Effects of metronidazole plus amoxicillin as the only therapy on the microbiological and clinical parameters of untreated chronic periodontitis
Article first published online: 24 FEB 2009
Journal of Clinical Periodontology
Volume 33, Issue 9, pages 648–660, September 2006
How to Cite
López, N. J., Socransky, S. S., Da Silva, I., Japlit, M. R. and Haffajee, A. D. (2006), Effects of metronidazole plus amoxicillin as the only therapy on the microbiological and clinical parameters of untreated chronic periodontitis. Journal of Clinical Periodontology, 33: 648–660. doi: 10.1111/j.1600-051X.2006.00957.x
- Issue published online: 24 FEB 2009
- Article first published online: 24 FEB 2009
- Accepted for publication 15 May 2006
- clinical trials;
- metronidazole–amoxicillin/therapeutic use;
- periodontal diseases;
- scaling and root planing;
- subgingival microbiota
Aim: To determine the effect of metronidazole plus amoxicillin (M+A) as the sole therapy, on the subgingival microbiota of chronic periodontitis.
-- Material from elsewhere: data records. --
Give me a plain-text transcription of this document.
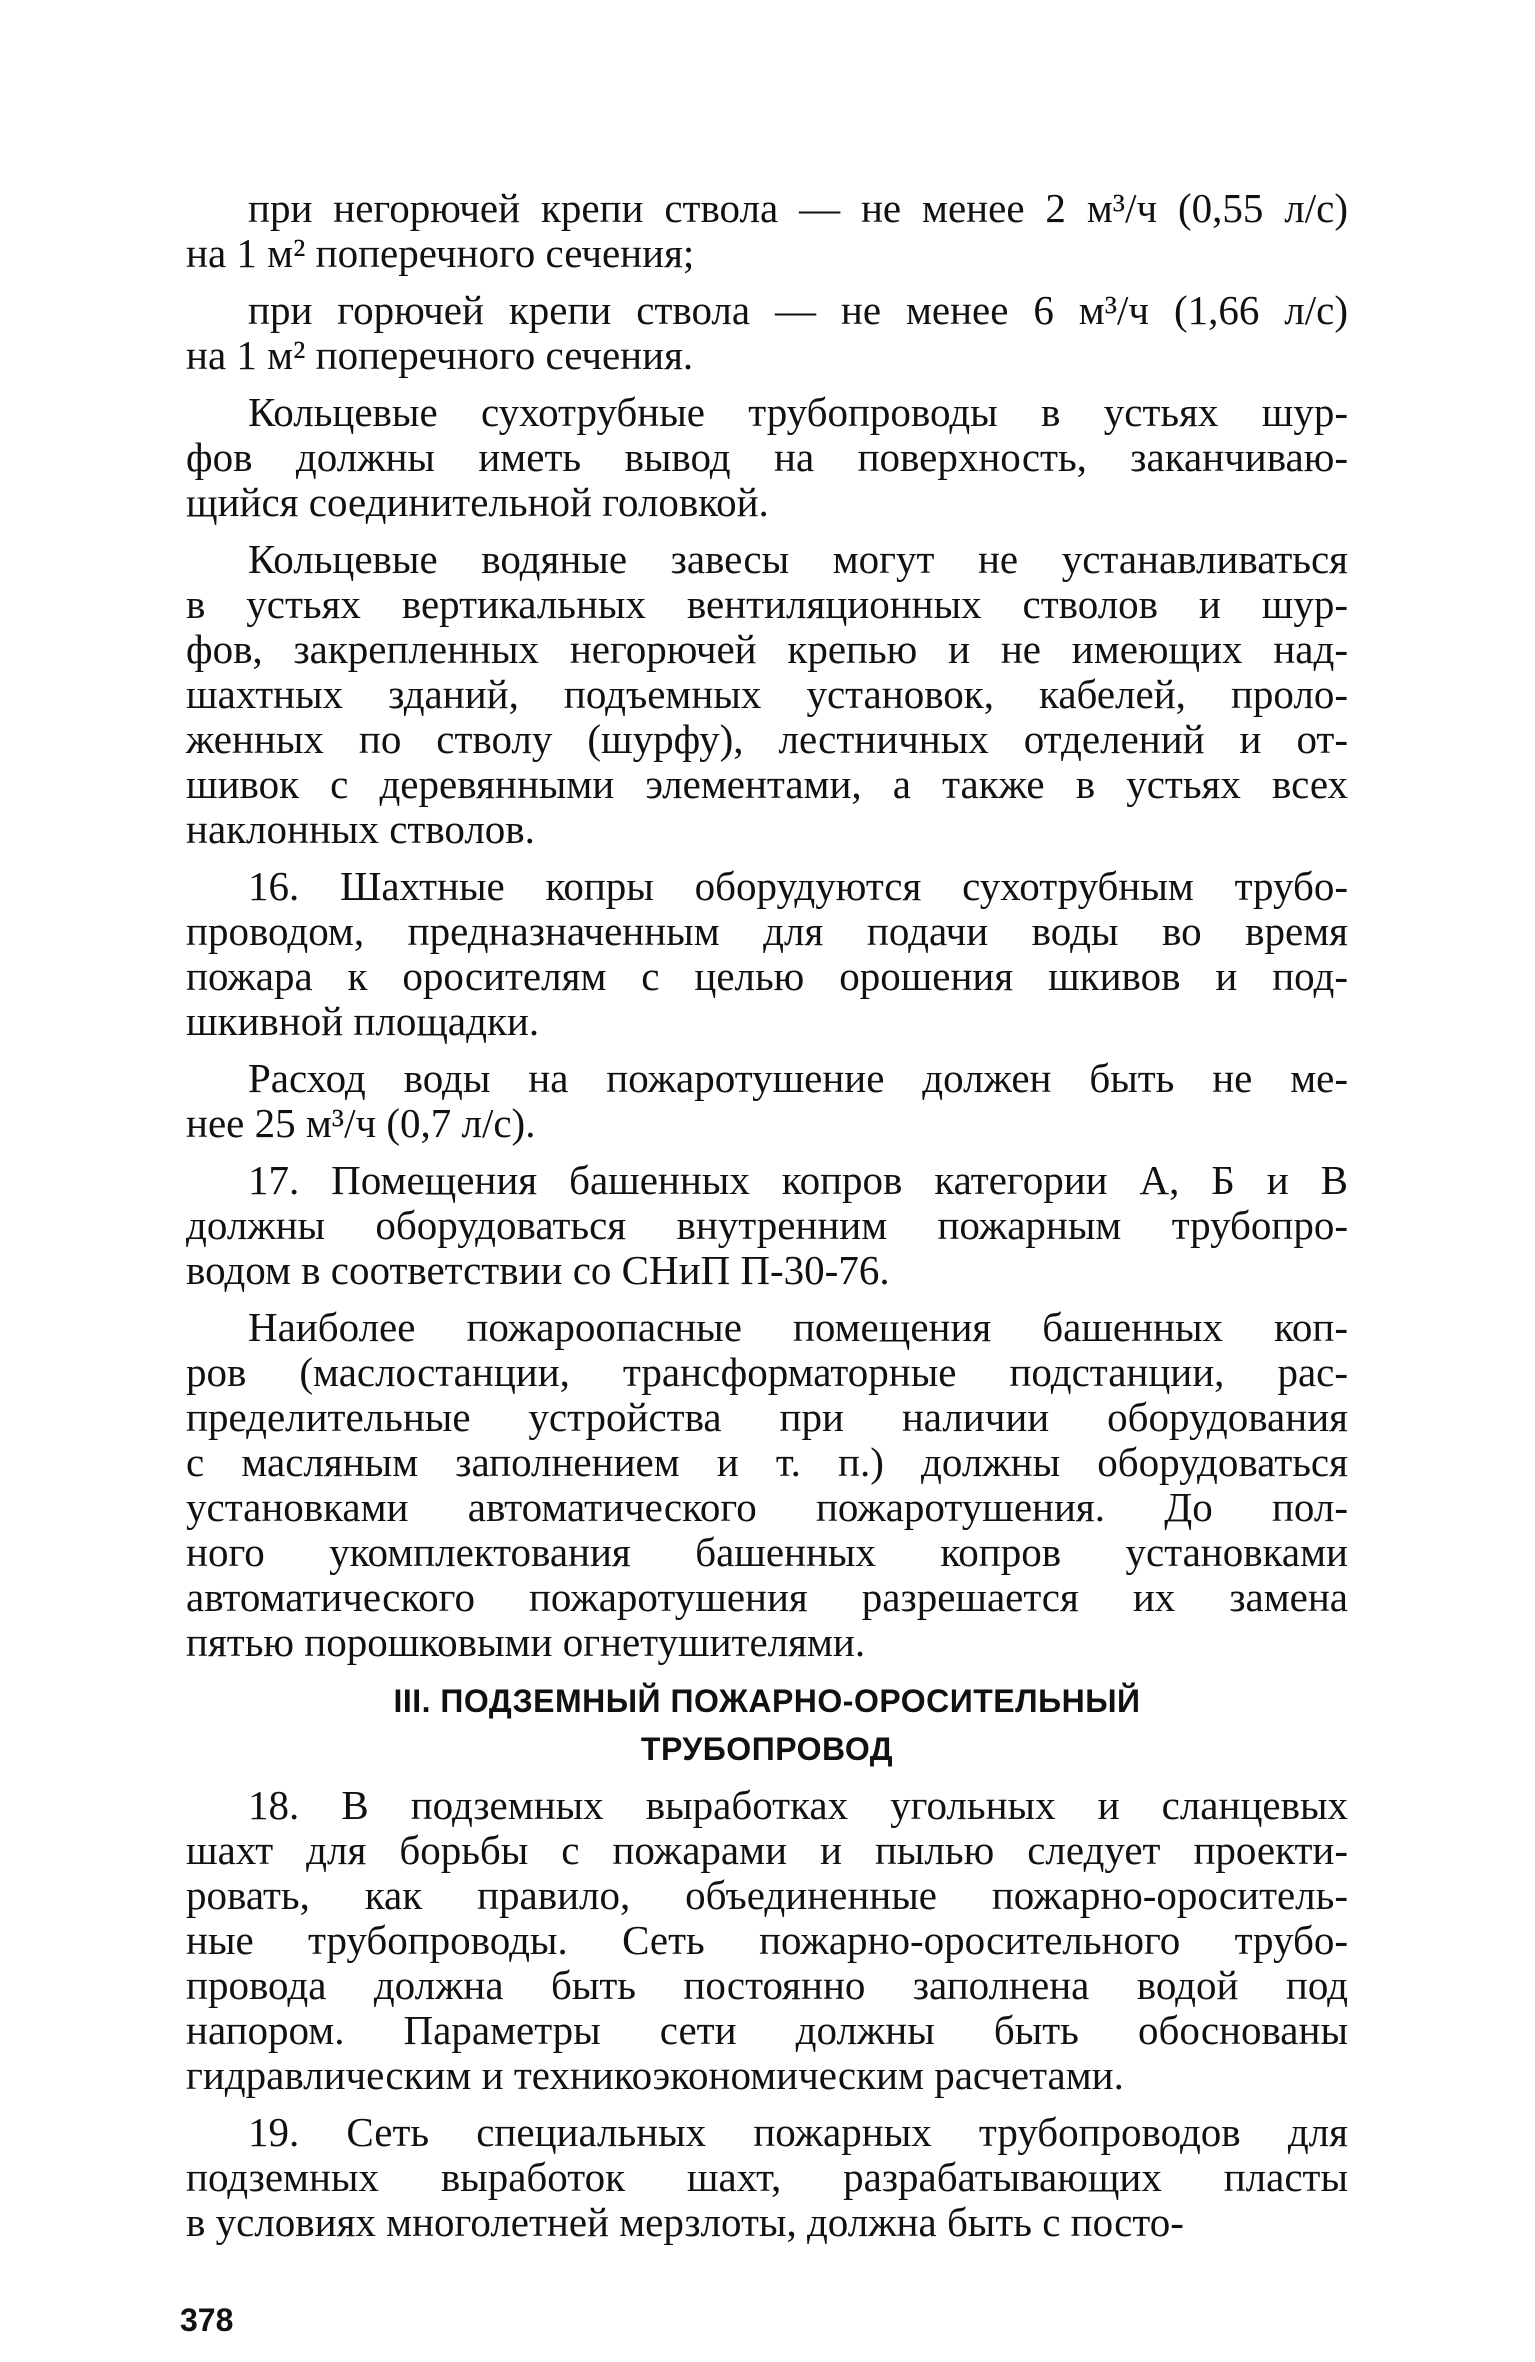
при негорючей крепи ствола — не менее 2 м³/ч (0,55 л/с)
на 1 м² поперечного сечения;
при горючей крепи ствола — не менее 6 м³/ч (1,66 л/с)
на 1 м² поперечного сечения.
Кольцевые сухотрубные трубопроводы в устьях шур-
фов должны иметь вывод на поверхность, заканчиваю-
щийся соединительной головкой.
Кольцевые водяные завесы могут не устанавливаться
в устьях вертикальных вентиляционных стволов и шур-
фов, закрепленных негорючей крепью и не имеющих над-
шахтных зданий, подъемных установок, кабелей, проло-
женных по стволу (шурфу), лестничных отделений и от-
шивок с деревянными элементами, а также в устьях всех
наклонных стволов.
16. Шахтные копры оборудуются сухотрубным трубо-
проводом, предназначенным для подачи воды во время
пожара к оросителям с целью орошения шкивов и под-
шкивной площадки.
Расход воды на пожаротушение должен быть не ме-
нее 25 м³/ч (0,7 л/с).
17. Помещения башенных копров категории А, Б и В
должны оборудоваться внутренним пожарным трубопро-
водом в соответствии со СНиП П-30-76.
Наиболее пожароопасные помещения башенных коп-
ров (маслостанции, трансформаторные подстанции, рас-
пределительные устройства при наличии оборудования
с масляным заполнением и т. п.) должны оборудоваться
установками автоматического пожаротушения. До пол-
ного укомплектования башенных копров установками
автоматического пожаротушения разрешается их замена
пятью порошковыми огнетушителями.
III. ПОДЗЕМНЫЙ ПОЖАРНО-ОРОСИТЕЛЬНЫЙ
ТРУБОПРОВОД
18. В подземных выработках угольных и сланцевых
шахт для борьбы с пожарами и пылью следует проекти-
ровать, как правило, объединенные пожарно-ороситель-
ные трубопроводы. Сеть пожарно-оросительного трубо-
провода должна быть постоянно заполнена водой под
напором. Параметры сети должны быть обоснованы
гидравлическим и техникоэкономическим расчетами.
19. Сеть специальных пожарных трубопроводов для
подземных выработок шахт, разрабатывающих пласты
в условиях многолетней мерзлоты, должна быть с посто-
378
Material and Methods: Twenty-two patients with untreated chronic periodontitis were randomly assigned to a group that received M+A for 7 days, or to a group receiving scaling and root planing (SRP) and two placebos. Clinical measurements including sites with plaque, bleeding on probing (BOP), probing depth (PD) and attachment level (AL) were made at baseline, 3, 6, 9 and 12 months. Subgingival plaque samples were taken from all teeth at baseline 3, 6, 9 and 12 months for the counts of 40 subgingival species using checkerboard DNA–DNA hybridization.
Results: Mean PD was reduced from 2.80±0.45 at baseline to 1.95±0.05 at 12 months (P<0.001) and from 2.39±0.41 to 1.95±0.10 (P<0.001) in the M+A- and SRP-treated patients, respectively. Corresponding values for relative mean AL were 10.07±1.30–9.77±0.34 (P<0.001) and 9.94±0.28–9.77±0.26 (P<0.001). Percentage of sites exhibiting BOP were 40.6±18.3-14.0±1.4 (P<0.001), and 38.5±5.1–19.0±2.8 (P<0.001) in the M+A and SRP groups, respectively. Mean total DNA probe counts and counts of the majority of the 40 test species were significantly reduced over time in both groups, with no significant differences detected at any time point between groups. At 12 months many of the species were still present at significantly lowered levels compared with their baseline counts in both groups.
Conclusions: Changes in clinical and microbiological parameters were similar after receiving systemically administered M+A as the sole therapy or after receiving SRP only.